Heureusement j’avais appris de bonne heure à grimper aux arbres et j’avais acquis dans cet art une force remarquable. Quelques petites branches avaient poussé çà et là, le long du tronc ; elles me servirent d’échelons, et bien que je fusse aveuglé par la neige que mes mains me faisaient tomber dans les yeux, je parvins bientôt à la première fourche. Arrivé là, l’ascension devenait facile ; je n’avais plus qu’à veiller à ne pas glisser sur la neige.
Tout en montant, je parlais doucement à Joli-Cœur qui ne bougeait pas, mais qui me regardait avec ses yeux brillants.
J’allais arriver à lui et déjà j’allongeais la main pour le prendre, lorsqu’il fit un bond et s’élança sur une autre branche.
Je le suivis sur cette branche, mais les hommes, hélas ! et même les gamins sont très-inférieurs aux singes pour courir dans les arbres.
Aussi est-il bien probable que je n’aurais, jamais pu atteindre Joli-Cœur si la neige n’avait pas couvert les branches ; mais comme cette neige lui mouillait les mains et les pieds il fut bientôt fatigué de cette poursuite. Alors dégringolant de branches en branches il sauta d’un bond sur les épaules de son maître, et se cacha sous la veste de celui-ci.
C’était beaucoup d’avoir retrouvé Joli-Cœur, mais ce n’était pas tout : il fallait maintenant chercher les chiens.
Nous arrivâmes en quelques pas à l’endroit où nous étions déjà venus dans la nuit, et où nous avions trouvé la neige piétinée.
Maintenant qu’il faisait jour, il nous fut facile de deviner ce qui s’était passé : la neige gardait imprimée en creux l’histoire de la mort des chiens.
En sortant de la cabane l’un derrière l’autre, ils avaient longé les fagots et nous suivions distinctement leurs traces pendant une vingtaine de mètres ; puis ces traces disparaissaient dans la neige bouleversée ; alors on voyait d’autres empreintes ; d’un côté celles qui montraient par où les loups, en quelques bonds allongés, avaient sauté sur les chiens ; et de l’autre celles qui disaient par où ils les avaient emportés après les avoir boulés ; de traces des chiens il n’en existait plus, à l’exception d’une traînée de rouge qui çà et là ensanglantait la neige.

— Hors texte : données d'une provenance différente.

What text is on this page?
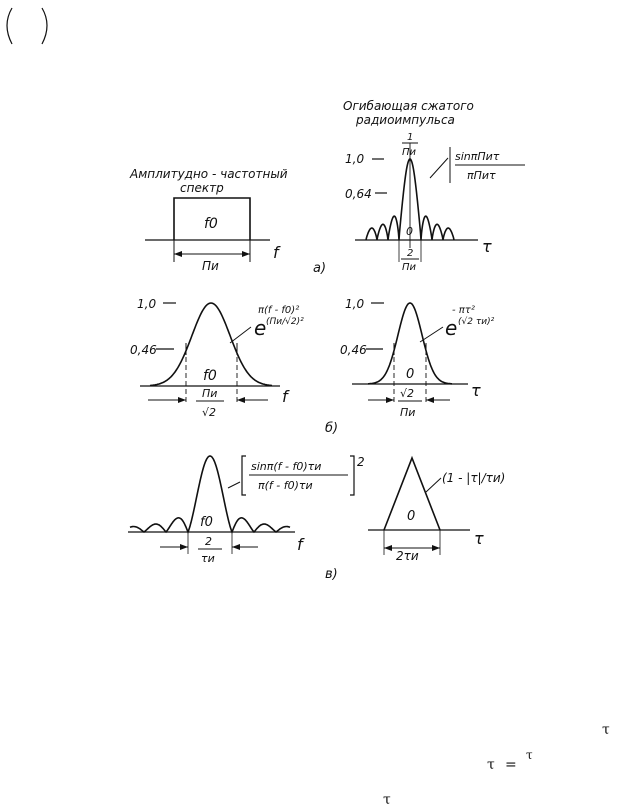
Амплитудно - частотный
спектр
f0
Пи
f
Огибающая сжатого
радиоимпульса
1,0
0,64
1
Пи	sinπПиτ
πПиτ
0
2
Пи
τ
а)
1,0
0,46
π(f - f0)²
e (Пи/√2)²
f0
Пи
√2
f
1,0
0,46
- πτ²
e (√2 τи)²
0
√2
Пи
τ
б)
sinπ(f - f0)τи
π(f - f0)τи
2
f0
2
τи
f
(1 - |τ|/τи)
0
2τи
τ
в)
τ
τ =
τ
τ
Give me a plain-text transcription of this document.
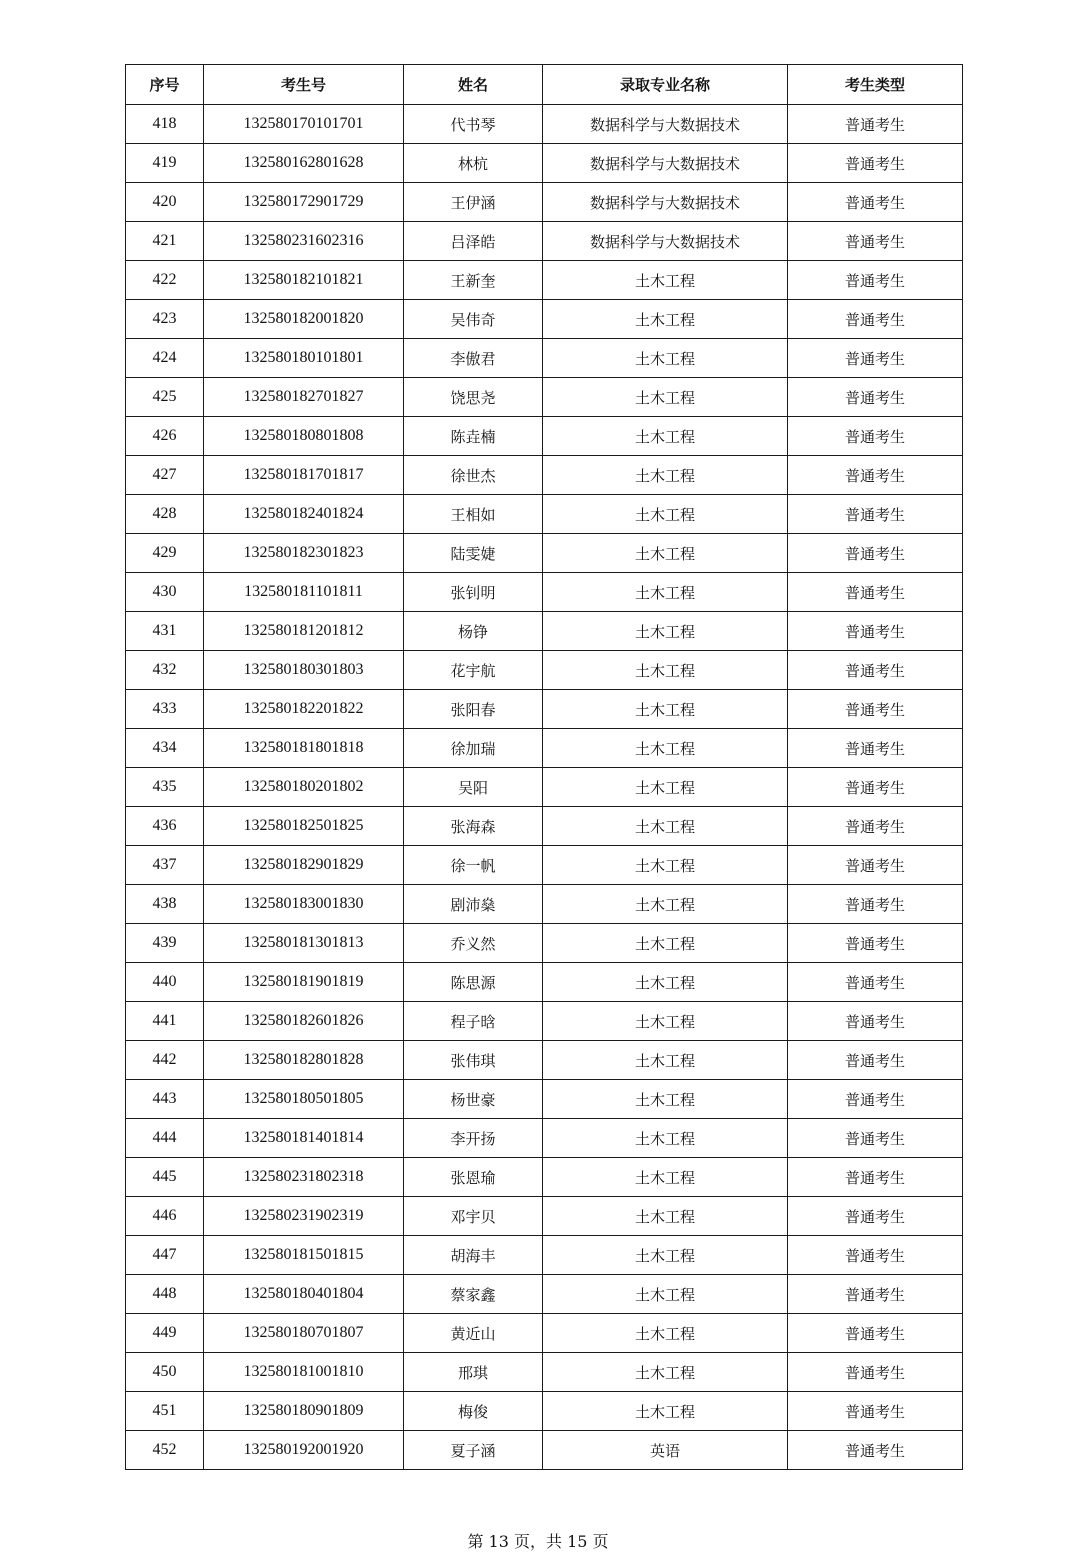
序号	考生号	姓名	录取专业名称	考生类型
418	132580170101701	代书琴	数据科学与大数据技术	普通考生
419	132580162801628	林杭	数据科学与大数据技术	普通考生
420	132580172901729	王伊涵	数据科学与大数据技术	普通考生
421	132580231602316	吕泽皓	数据科学与大数据技术	普通考生
422	132580182101821	王新奎	土木工程	普通考生
423	132580182001820	吴伟奇	土木工程	普通考生
424	132580180101801	李傲君	土木工程	普通考生
425	132580182701827	饶思尧	土木工程	普通考生
426	132580180801808	陈垚楠	土木工程	普通考生
427	132580181701817	徐世杰	土木工程	普通考生
428	132580182401824	王相如	土木工程	普通考生
429	132580182301823	陆雯婕	土木工程	普通考生
430	132580181101811	张钊明	土木工程	普通考生
431	132580181201812	杨铮	土木工程	普通考生
432	132580180301803	花宇航	土木工程	普通考生
433	132580182201822	张阳春	土木工程	普通考生
434	132580181801818	徐加瑞	土木工程	普通考生
435	132580180201802	吴阳	土木工程	普通考生
436	132580182501825	张海森	土木工程	普通考生
437	132580182901829	徐一帆	土木工程	普通考生
438	132580183001830	剧沛燊	土木工程	普通考生
439	132580181301813	乔义然	土木工程	普通考生
440	132580181901819	陈思源	土木工程	普通考生
441	132580182601826	程子晗	土木工程	普通考生
442	132580182801828	张伟琪	土木工程	普通考生
443	132580180501805	杨世豪	土木工程	普通考生
444	132580181401814	李开扬	土木工程	普通考生
445	132580231802318	张恩瑜	土木工程	普通考生
446	132580231902319	邓宇贝	土木工程	普通考生
447	132580181501815	胡海丰	土木工程	普通考生
448	132580180401804	蔡家鑫	土木工程	普通考生
449	132580180701807	黄近山	土木工程	普通考生
450	132580181001810	邢琪	土木工程	普通考生
451	132580180901809	梅俊	土木工程	普通考生
452	132580192001920	夏子涵	英语	普通考生
第 13 页，共 15 页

Il n’y avait plus maintenant à poursuivre nos recherches plus loin ; les deux pauvres chiens avaient été égorgés là et emportés pour être dévorés à loisir dans quelque hallier épineux.
D’ailleurs nous devions nous occuper au plus vite de réchauffer Joli-Cœur.
Nous rentrâmes dans la cabane et tandis que Vitalis lui présentait les pieds et les mains au feu comme on fait pour les petits enfants, je chauffai bien sa couverture et nous l’enveloppâmes dedans.
Mais ce n’était pas seulement une couverture qu’il fallait, c’était encore un bon lit bassiné, c’était surtout une boisson chaude, et nous n’avions ni l’un ni l’autre ; heureux encore d’avoir du feu.
Nous nous étions assis, mon maître et moi, autour du foyer, sans rien dire, et nous restions là, immobiles, regardant le feu brûler.
Mais il n’était pas besoin de paroles, il n’était pas besoin de regard pour exprimer ce que nous ressentions.
– Pauvre Zerbino, pauvre Dolce, pauvres amis !
C’étaient les paroles que tous deux nous murmurions chacun de notre côté, ou tout au moins les pensées de nos cœurs.
Ils avaient été nos camarades, nos compagnons de bonne et mauvaise fortune, et pour moi, pendant mes jours de détresse et de solitude, mes amis, presque mes enfants.
Et j’étais coupable de leur mort.
Car je ne pouvais m’innocenter : si j’avais fait bonne garde comme je le devais, si je ne m’étais pas endormi, ils ne seraient pas sortis, et les loups ne seraient pas venus nous attaquer dans notre cabane, ils auraient été retenus à distance, effrayés par notre feu.